Artigo

Política homicida

Atualizada em 11/10/2022 às 12h23

A expressão não faz parte do dia a dia das pessoas; faz, do mundo jurídico: “excludente de ilicitude”, que está no art. 23º do Código Penal em vigor. Em linguagem não jurídica, é quando uma pessoa comete um crime, - assassinar alguém, por exemplo - mas não pode ser punido por ato tão extremo. Comete uma ilicitude e mesmo assim é excluído de punição.

De repente, essa frase apareceu em todos os lugares, após o assassinato da menina Aghata Vitória, do Rio de Janeiro. Ela estava numa kombi com seu avô, quando foi baleada e morta por um tiro de fuzil. De acordo com vários testemunhos, o autor do disparo foi um policial militar. Estabeleceu-se então uma compreensível e inevitável polêmica centrada na discussão da natureza da política de segurança pública do Rio de Janeiro, chamada pelo próprio governador fluminense de política de abate: vista de qualquer distância, portando um objeto parecido com uma arma, qualquer cidadão será fuzilado, pois a polícia está autorizada a tanto.

Um porta-voz da Polícia Militar do Estado disse que uma patrulha fora atacada por bandidos do Morro do Alemão e revidara. O tiro em Aghata teria sido disparado pelos marginais. O governador também fez declaração, reafirmando a continuidade da política atual.

Voltemos à atual legislação sobre o excludente. Em quais casos ele se aplica? Em três: 1) em legítima defesa (“matou, sim, ou morreria se não o fizesse”); 2) no estrito cumprimento de dever legal ou no exercício regular de direito (“matou no cumprimento do dever”, como no caso de policiais, mas não só deles); 3) e em estado de necessidade (“matou porque só havia um lugar sobrando no bote salva-vidas, era um ou outro”). O parágrafo único, do art. 23º, do citado Código, como está hoje, diz, no entanto, que o agente "responderá pelo excesso" em todos esses casos.

Se a alteração propostas por Moro a esse art. 23º, § 2º, do Código Penal, já tivesse sido aprovada – torço por sua rejeição – o policial poderia invocar a mencionada alteração (“§ 2º O juiz poderá reduzir a pena até a metade ou deixar de aplicá-la se o excesso decorrer de escusável medo, surpresa ou violenta emoção.”), a fim de se livrar de qualquer punição. Hoje, não. Se ficar demonstrado que ele tinha a opção de não disparar, mas não a escolheu, assumindo os riscos de tal decisão, “abatendo” uma criança, como neste caso, mesmo não tendo a intenção de fazê-lo, então o policial responderá por seu ato.

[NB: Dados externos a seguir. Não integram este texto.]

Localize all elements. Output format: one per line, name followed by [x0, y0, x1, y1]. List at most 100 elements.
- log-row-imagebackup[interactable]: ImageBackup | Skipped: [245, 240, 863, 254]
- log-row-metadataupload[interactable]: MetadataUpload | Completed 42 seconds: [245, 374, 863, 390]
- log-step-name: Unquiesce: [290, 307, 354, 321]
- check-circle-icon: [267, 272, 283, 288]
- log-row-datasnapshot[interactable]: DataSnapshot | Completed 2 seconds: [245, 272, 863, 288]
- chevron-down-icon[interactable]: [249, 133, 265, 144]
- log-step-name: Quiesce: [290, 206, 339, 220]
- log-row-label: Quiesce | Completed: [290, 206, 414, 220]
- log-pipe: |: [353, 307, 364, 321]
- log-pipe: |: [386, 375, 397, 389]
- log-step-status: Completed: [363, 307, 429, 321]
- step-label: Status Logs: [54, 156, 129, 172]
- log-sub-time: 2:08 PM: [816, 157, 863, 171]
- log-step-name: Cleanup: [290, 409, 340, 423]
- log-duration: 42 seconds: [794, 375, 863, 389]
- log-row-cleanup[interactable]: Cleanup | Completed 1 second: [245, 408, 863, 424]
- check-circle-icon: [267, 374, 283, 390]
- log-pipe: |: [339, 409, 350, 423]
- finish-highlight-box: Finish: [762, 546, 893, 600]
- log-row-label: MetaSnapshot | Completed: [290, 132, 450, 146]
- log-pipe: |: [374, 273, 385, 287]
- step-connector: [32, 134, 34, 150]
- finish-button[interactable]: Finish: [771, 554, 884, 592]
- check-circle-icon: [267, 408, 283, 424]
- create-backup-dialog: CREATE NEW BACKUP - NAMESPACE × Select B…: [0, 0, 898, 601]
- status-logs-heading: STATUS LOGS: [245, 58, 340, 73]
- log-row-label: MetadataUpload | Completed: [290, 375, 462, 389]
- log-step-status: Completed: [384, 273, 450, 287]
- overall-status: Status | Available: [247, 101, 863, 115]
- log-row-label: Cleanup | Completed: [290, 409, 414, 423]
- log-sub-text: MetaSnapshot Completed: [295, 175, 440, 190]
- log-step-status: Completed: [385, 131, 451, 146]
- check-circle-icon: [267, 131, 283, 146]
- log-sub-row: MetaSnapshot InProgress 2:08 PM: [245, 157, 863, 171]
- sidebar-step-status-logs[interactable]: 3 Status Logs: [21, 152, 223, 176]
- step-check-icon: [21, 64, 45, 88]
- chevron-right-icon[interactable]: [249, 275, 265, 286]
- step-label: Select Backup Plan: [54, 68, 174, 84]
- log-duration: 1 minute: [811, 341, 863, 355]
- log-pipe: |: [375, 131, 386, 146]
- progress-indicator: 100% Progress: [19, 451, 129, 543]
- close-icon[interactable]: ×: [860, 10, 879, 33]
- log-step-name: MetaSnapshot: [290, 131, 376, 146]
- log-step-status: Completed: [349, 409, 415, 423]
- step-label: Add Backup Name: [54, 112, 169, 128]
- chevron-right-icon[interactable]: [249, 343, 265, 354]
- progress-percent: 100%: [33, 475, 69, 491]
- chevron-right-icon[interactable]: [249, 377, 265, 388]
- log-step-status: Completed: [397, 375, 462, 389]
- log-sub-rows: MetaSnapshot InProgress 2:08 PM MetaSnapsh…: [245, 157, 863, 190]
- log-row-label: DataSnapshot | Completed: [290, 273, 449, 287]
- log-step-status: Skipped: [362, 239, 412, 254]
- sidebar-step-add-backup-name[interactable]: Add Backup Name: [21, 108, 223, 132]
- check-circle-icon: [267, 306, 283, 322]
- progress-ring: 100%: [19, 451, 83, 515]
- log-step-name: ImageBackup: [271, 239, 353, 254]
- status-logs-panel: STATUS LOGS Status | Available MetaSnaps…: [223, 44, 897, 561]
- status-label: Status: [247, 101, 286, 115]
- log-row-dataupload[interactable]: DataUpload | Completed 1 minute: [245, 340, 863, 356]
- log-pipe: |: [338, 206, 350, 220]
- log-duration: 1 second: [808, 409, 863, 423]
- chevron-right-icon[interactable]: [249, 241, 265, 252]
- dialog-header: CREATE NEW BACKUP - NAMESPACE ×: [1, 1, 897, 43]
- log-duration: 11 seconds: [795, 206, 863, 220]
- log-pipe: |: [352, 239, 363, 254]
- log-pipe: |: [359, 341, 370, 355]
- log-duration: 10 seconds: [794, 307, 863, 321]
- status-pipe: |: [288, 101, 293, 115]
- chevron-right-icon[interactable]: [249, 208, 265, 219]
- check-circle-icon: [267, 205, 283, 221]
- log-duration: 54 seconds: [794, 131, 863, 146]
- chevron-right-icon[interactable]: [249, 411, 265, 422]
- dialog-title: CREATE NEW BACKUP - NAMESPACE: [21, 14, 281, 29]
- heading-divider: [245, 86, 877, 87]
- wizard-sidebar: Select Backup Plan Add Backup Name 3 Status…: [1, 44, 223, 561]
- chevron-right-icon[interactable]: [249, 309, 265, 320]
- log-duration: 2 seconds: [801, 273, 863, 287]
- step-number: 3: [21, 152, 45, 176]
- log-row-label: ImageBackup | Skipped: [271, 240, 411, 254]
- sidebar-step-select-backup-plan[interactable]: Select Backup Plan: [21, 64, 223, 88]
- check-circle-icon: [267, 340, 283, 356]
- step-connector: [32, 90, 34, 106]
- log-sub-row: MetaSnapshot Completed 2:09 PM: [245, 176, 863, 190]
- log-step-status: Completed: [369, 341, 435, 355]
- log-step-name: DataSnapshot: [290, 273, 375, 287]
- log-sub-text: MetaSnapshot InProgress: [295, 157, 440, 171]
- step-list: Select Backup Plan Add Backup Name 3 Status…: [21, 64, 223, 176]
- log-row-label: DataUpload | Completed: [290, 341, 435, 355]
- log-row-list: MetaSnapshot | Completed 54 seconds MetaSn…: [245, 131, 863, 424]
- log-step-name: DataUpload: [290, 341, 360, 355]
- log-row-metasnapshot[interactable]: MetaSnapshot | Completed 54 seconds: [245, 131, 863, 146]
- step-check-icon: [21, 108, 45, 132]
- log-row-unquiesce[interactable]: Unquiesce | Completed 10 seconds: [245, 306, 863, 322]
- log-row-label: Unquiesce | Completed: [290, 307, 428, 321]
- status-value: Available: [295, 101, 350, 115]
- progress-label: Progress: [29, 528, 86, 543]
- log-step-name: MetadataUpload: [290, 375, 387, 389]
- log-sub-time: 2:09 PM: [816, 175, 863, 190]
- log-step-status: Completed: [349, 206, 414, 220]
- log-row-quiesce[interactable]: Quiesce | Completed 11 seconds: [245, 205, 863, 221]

Se assim é, se o policial poderá ser processado pela lei de agora, qual a razão da polêmica? É esta. A polícia do Rio, por incentivo do governador Wicksel, já atua como se a Lei tivesse sido alterada e ela tivesse essa verdadeira licença para matar. Prova é o elevado número de crianças e adultos, quase todos pobres e pretos, assassinados e feridos pela polícia este ano, em comparação com o ano passado. Isso vem do “pode abater”. Imaginem o que pode acontecer daqui para a frente.

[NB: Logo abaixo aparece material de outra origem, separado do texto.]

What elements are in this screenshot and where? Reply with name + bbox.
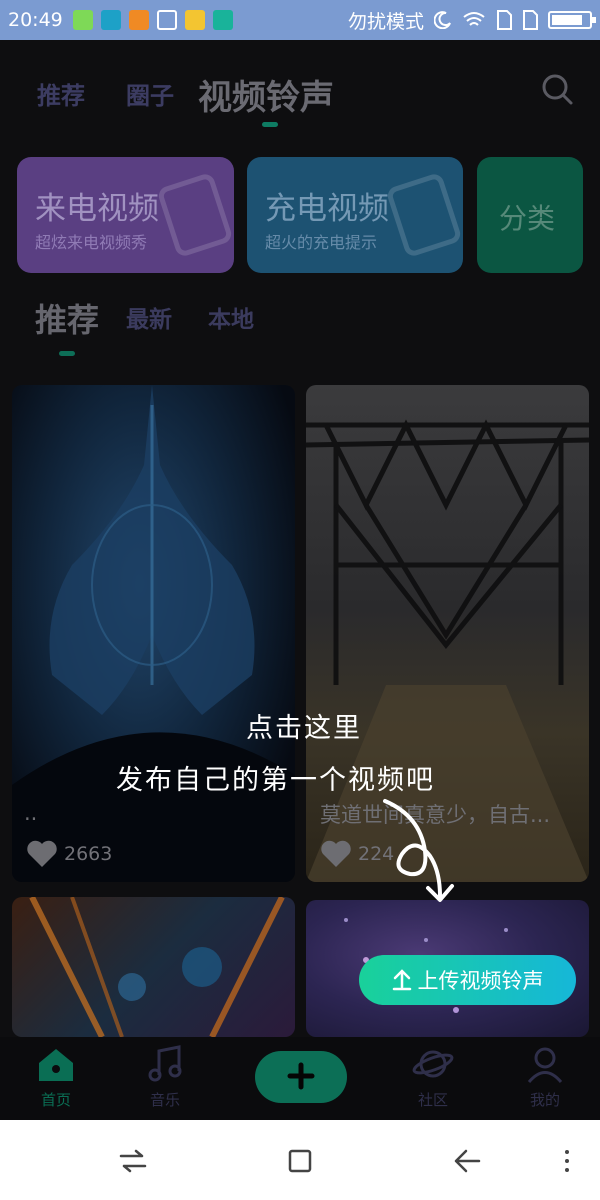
upload-label: 上传视频铃声 [417, 970, 544, 993]
home-icon [39, 1049, 73, 1081]
nav-community[interactable]: 社区 [398, 1045, 468, 1110]
category-title: 充电视频 [265, 191, 389, 227]
video-thumbnail [29, 897, 285, 1037]
dnd-label: 勿扰模式 [347, 10, 424, 33]
tab-circle[interactable]: 圈子 [126, 76, 174, 111]
guide-text-line2: 发布自己的第一个视频吧 [116, 765, 435, 796]
android-icon [72, 10, 93, 30]
nav-community-label: 社区 [417, 1091, 448, 1109]
planet-icon [412, 1050, 454, 1078]
subtab-latest[interactable]: 最新 [126, 300, 172, 334]
nav-music[interactable]: 音乐 [130, 1045, 200, 1110]
tab-recommend[interactable]: 推荐 [37, 76, 85, 111]
top-nav: 推荐 圈子 视频铃声 [0, 40, 600, 140]
tab-indicator [262, 122, 278, 127]
folder-icon [184, 10, 205, 30]
moon-icon [434, 11, 451, 29]
category-incoming-call[interactable]: 来电视频 超炫来电视频秀 [17, 157, 234, 273]
category-subtitle: 超炫来电视频秀 [35, 233, 148, 252]
status-time: 20:49 [8, 9, 63, 31]
nav-music-label: 音乐 [149, 1091, 180, 1109]
profile-icon [527, 1047, 563, 1084]
wifi-icon [463, 12, 485, 26]
back-arrow-icon[interactable] [452, 1146, 482, 1176]
upload-video-ringtone-button[interactable]: 上传视频铃声 [359, 955, 576, 1005]
video-card[interactable]: .. 2663 [12, 385, 295, 882]
category-subtitle: 超火的充电提示 [265, 233, 378, 252]
nav-home[interactable]: 首页 [21, 1045, 91, 1110]
subtab-indicator [59, 351, 75, 356]
category-title: 来电视频 [35, 191, 159, 227]
nav-profile-label: 我的 [529, 1091, 560, 1109]
sim-icon [497, 10, 512, 30]
phone-icon [156, 171, 234, 259]
video-thumbnail [12, 385, 295, 882]
subtab-recommend[interactable]: 推荐 [35, 295, 99, 341]
heart-icon[interactable] [320, 840, 352, 868]
sim-icon-2 [523, 10, 538, 30]
video-caption: .. [24, 801, 38, 825]
like-row: 2663 [26, 840, 112, 868]
bottom-nav: 首页 音乐 社区 我的 [0, 1037, 600, 1120]
video-card[interactable] [12, 897, 295, 1037]
subtab-local[interactable]: 本地 [208, 300, 254, 334]
search-icon[interactable] [540, 72, 574, 106]
switch-apps-icon[interactable] [118, 1146, 148, 1176]
cleaner-icon [156, 10, 177, 30]
like-count: 2663 [64, 843, 113, 865]
category-more[interactable]: 分类 [477, 157, 583, 273]
nav-profile[interactable]: 我的 [510, 1045, 580, 1110]
upload-icon [392, 969, 411, 991]
add-icon [287, 1062, 315, 1089]
guide-arrow-icon [383, 799, 454, 902]
menu-dots-icon[interactable] [555, 1146, 585, 1176]
category-title: 分类 [499, 202, 556, 235]
nav-home-label: 首页 [40, 1091, 71, 1109]
status-right: 勿扰模式 [347, 7, 596, 34]
home-square-icon[interactable] [285, 1146, 315, 1176]
status-bar: 20:49 勿扰模式 [0, 0, 600, 40]
heart-icon[interactable] [26, 840, 58, 868]
notification-icons [72, 10, 233, 30]
guide-text-line1: 点击这里 [246, 713, 362, 744]
system-nav-bar [0, 1120, 600, 1200]
battery-icon [548, 11, 596, 29]
warning-icon [128, 10, 149, 30]
category-charging[interactable]: 充电视频 超火的充电提示 [247, 157, 463, 273]
music-icon [148, 1045, 182, 1082]
tab-video-ringtone[interactable]: 视频铃声 [198, 70, 334, 119]
nav-add-button[interactable] [255, 1051, 347, 1103]
app-root: 20:49 勿扰模式 推荐 圈子 视频铃声 来电视频 超炫来电视频秀 充电视频 … [0, 0, 600, 1200]
battery-deco-icon [385, 171, 463, 259]
usb-icon [212, 10, 233, 30]
app-notification-icon [100, 10, 121, 30]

O governador, na área de segurança, não se diferencia em nada da Lava Jato, na de corrupção. Morram todos ou prendam-se todos; empobreça-se a sociedade e destrua-se a política e, portanto, a democracia, mas que se pense que somos os únicos honestos e também firmes contra a bandidagem.

A política de abate é francamente homicida e, portanto, ilegal. No Brasil, quantos inocentes serão assassinados até se trucidarem todos os bandidos? Quantas prisões ilegais serão ainda comemoradas?